- Location: White City Stadium
- Start date: 15 June
- End date: 29 June
- Total prize money: £3,000 (winner)

= 1963 English Greyhound Derby =

The 1963 Greyhound Derby took place during June with the final being held on 29 June 1963 at White City Stadium.
The winner was Lucky Boy Boy and the owner Stan Barrett received £3,000.

== Final result ==
At White City (over 525 yards):

| Position | Name of Greyhound | Breeding | Trap | SP | Time | Trainer |
|---|---|---|---|---|---|---|
| 1st | Lucky Boy Boy | Super Man - Grange Maiden | 1 | 1-1f | 29.00 | John Bassett (Clapton) |
| 2nd | Greenane Wonder | Hi There - Prairie Peg | 2 | 4-1 | 29.54 | Jack Harvey (Wembley) |
| 3rd | Barronstown King | Jakfigaralt - Eileen's Neighbour | 6 | 25-1 | 29.62 | Clare Orton (Wimbledon) |
| 4th | Hack It About | Solar Prince - Hack About | 3 | 4-1 | 30.58 | Jack Harvey (Wembley) |
| 5th | Misty King | Duet Leader - Shiralee | 5 | 8-1 | 30.78 | John Bassett (Clapton) |
| 6th | Bulgaden Glory | Super Man - Airways Biddy | 4 | 20-1 | 30.88 | John Haynes (Private) |

=== Distances ===
6¾, 1, 12, 2½, 1¼ (lengths)

The distances between the greyhounds are in finishing order and shown in lengths. From 1950 one length was equal to 0.08 of one second.

== Competition report==
Dromin Glory returned for another edition of the Derby and headed the ante-post betting based on his form from the previous year. Trainer John Bassett trained two more leading contenders called Misty King and Gold Collar runner up Lucky Boy Boy. Trainer Bessie Lewis travelled down from her Scottish kennels with a greyhound Called Crazy Platinum, a son of Crazy Parachute.
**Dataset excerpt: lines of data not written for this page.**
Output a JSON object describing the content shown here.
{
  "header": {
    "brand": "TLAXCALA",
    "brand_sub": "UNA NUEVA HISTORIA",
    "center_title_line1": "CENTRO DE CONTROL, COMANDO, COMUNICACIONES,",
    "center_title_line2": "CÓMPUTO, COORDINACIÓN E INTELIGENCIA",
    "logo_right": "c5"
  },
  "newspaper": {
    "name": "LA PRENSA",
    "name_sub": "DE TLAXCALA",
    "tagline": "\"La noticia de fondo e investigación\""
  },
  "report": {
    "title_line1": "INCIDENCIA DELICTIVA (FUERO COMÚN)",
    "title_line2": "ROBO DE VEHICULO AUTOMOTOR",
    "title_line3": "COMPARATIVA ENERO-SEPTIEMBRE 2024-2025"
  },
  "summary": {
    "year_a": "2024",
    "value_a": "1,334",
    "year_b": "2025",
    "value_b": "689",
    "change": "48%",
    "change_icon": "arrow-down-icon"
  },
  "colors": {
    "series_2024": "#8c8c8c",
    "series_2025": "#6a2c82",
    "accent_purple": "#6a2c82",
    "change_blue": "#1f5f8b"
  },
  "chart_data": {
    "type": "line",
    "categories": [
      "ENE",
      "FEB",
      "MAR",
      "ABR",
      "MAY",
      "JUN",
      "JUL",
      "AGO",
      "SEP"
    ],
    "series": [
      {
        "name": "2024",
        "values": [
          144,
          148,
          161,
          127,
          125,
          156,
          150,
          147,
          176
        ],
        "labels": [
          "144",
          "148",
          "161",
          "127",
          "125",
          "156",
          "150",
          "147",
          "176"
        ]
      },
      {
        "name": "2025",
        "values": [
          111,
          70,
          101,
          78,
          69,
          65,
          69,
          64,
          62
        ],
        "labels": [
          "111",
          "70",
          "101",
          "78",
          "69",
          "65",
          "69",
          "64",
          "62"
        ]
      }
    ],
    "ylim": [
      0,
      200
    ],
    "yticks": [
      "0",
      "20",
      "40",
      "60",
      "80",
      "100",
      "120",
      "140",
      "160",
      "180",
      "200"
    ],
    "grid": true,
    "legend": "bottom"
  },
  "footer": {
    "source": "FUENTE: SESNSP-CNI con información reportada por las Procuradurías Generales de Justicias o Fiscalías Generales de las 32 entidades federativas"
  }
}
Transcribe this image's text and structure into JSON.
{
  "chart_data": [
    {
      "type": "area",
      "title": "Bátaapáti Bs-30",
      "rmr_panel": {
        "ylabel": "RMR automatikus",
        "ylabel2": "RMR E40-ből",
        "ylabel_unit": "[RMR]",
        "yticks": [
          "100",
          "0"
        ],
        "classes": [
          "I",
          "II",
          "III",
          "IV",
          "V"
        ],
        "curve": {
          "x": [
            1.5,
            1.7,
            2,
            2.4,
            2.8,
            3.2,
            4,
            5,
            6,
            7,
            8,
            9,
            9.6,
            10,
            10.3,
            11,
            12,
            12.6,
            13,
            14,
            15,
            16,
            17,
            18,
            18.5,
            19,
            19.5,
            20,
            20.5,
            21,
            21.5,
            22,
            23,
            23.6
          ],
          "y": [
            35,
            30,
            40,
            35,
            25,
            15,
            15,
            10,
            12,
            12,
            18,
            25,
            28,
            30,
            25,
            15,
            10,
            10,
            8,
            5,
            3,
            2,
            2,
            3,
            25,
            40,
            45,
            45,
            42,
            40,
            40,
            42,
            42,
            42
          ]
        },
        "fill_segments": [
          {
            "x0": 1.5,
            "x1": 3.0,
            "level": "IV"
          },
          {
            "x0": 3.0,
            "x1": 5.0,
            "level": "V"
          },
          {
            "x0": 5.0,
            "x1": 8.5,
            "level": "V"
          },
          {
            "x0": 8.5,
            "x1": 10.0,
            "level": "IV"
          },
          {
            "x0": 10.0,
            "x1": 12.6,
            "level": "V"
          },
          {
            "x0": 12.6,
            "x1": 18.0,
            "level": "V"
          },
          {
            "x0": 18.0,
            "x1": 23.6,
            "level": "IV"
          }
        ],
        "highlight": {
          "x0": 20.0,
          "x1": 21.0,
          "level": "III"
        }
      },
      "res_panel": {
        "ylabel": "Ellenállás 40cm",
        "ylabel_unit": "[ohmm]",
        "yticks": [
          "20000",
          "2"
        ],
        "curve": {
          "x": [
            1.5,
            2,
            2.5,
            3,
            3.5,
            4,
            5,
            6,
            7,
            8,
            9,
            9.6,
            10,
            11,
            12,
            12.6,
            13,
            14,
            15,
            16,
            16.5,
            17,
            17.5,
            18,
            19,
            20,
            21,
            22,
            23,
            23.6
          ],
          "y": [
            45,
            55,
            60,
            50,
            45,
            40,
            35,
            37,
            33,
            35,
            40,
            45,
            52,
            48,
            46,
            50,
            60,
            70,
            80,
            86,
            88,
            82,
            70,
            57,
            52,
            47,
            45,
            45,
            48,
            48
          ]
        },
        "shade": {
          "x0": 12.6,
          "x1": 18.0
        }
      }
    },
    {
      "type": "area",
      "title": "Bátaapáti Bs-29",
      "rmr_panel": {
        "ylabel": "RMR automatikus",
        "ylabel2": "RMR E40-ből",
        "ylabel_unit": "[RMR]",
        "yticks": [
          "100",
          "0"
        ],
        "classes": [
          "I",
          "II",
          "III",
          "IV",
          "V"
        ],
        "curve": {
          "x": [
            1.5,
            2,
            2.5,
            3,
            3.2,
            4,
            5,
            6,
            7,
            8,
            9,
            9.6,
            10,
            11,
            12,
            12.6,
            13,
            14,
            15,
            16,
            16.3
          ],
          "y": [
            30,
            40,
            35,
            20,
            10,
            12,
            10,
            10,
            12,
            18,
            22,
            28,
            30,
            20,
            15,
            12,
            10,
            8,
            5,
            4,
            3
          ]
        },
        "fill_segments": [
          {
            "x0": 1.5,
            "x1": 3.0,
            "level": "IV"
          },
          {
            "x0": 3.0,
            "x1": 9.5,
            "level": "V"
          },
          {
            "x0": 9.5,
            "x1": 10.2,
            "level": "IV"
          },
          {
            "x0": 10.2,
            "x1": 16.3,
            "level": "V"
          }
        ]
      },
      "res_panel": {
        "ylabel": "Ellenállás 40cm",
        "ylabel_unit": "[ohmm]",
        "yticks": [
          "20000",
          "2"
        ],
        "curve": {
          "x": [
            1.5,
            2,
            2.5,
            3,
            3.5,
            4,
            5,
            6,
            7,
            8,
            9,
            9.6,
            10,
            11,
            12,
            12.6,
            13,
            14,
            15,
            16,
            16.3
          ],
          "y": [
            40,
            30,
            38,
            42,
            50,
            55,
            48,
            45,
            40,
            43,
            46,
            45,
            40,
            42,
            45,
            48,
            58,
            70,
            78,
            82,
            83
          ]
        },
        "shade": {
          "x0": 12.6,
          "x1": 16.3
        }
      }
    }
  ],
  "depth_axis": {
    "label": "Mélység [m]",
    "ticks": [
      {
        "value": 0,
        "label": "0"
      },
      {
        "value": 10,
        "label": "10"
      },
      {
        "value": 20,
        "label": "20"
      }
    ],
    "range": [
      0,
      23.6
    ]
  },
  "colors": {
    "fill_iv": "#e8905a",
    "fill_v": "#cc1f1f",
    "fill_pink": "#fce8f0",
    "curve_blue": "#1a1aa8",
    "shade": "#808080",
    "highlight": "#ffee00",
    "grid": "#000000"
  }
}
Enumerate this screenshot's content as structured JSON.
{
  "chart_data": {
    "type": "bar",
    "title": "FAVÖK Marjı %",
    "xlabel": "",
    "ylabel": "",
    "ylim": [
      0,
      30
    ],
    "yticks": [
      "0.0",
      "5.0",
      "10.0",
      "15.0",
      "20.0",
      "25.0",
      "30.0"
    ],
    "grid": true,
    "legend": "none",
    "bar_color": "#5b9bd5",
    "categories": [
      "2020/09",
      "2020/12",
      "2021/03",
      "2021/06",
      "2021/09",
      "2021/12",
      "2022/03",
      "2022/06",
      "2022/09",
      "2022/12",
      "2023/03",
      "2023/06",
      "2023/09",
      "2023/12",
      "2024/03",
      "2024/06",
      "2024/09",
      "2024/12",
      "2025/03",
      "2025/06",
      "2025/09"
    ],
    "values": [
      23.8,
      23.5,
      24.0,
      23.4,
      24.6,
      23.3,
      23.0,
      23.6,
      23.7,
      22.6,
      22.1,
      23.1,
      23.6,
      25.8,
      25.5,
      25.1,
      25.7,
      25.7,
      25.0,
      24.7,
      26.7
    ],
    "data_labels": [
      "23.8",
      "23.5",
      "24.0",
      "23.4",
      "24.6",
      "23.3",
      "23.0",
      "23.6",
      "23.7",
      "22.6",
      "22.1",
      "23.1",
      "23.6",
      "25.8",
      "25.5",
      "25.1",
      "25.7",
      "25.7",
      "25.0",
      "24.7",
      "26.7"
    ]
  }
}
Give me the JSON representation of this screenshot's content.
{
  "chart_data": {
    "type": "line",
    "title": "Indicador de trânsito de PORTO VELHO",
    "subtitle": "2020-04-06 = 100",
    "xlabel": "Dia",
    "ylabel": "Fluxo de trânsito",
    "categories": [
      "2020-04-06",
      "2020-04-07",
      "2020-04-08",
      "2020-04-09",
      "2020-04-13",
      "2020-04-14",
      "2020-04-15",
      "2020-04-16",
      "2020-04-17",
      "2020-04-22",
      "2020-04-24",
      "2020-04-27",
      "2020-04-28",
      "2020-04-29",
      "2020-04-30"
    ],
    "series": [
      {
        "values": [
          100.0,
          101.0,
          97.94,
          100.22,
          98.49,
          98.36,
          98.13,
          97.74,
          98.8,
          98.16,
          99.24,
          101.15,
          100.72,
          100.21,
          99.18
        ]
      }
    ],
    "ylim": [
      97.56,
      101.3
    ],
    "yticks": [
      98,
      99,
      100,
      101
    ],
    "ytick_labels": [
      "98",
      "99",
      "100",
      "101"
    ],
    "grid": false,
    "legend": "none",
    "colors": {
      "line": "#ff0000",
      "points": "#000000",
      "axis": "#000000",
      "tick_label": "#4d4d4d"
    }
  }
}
The first round resulted in three greyhounds quoted at 250-1 and 500-1 ante-post winning heats and Dromin Glory failed to qualify after a poor run. Dual Derby finalist Black July went out in round two but consolation for John Bassett came with Lucky Boy Boy who was successful in both the heats and second round. Dalcassian Son also won in the heats and second round. Misty King and Greenane Wonder both won, the latter in a heat that ended with the disqualification of Lowerton Hero.

The opening semi-final went to a 20-1 shot Bulgaden Glory from Barronstown King and Misty King in a race marred by trouble that led to the elimination of Dalcassian Son. A cleaner and much closer second semi-final ended with Greenane Wonder edging out Hack It About by a short head with Lucky Boy Boy holding on for the third and final qualification spot by a short head from Irish challenger Jamie Serra. Gold Collar champion Music Guest's campaign also came to an end at this stage.

Although Lucky Boy Boy lost his unbeaten record in the semi-finals the bookmakers gave him a starting price of even money favourite for the final. Greenane Wonder was fast out the traps and moved wide at the first bend as he had throughout the competition and this caused Bulgaden Glory and Misty King to be bumped leaving them with no chance to qualify. Lucky Boy Boy took advantage of the trouble and went on to win by six and three quarter lengths.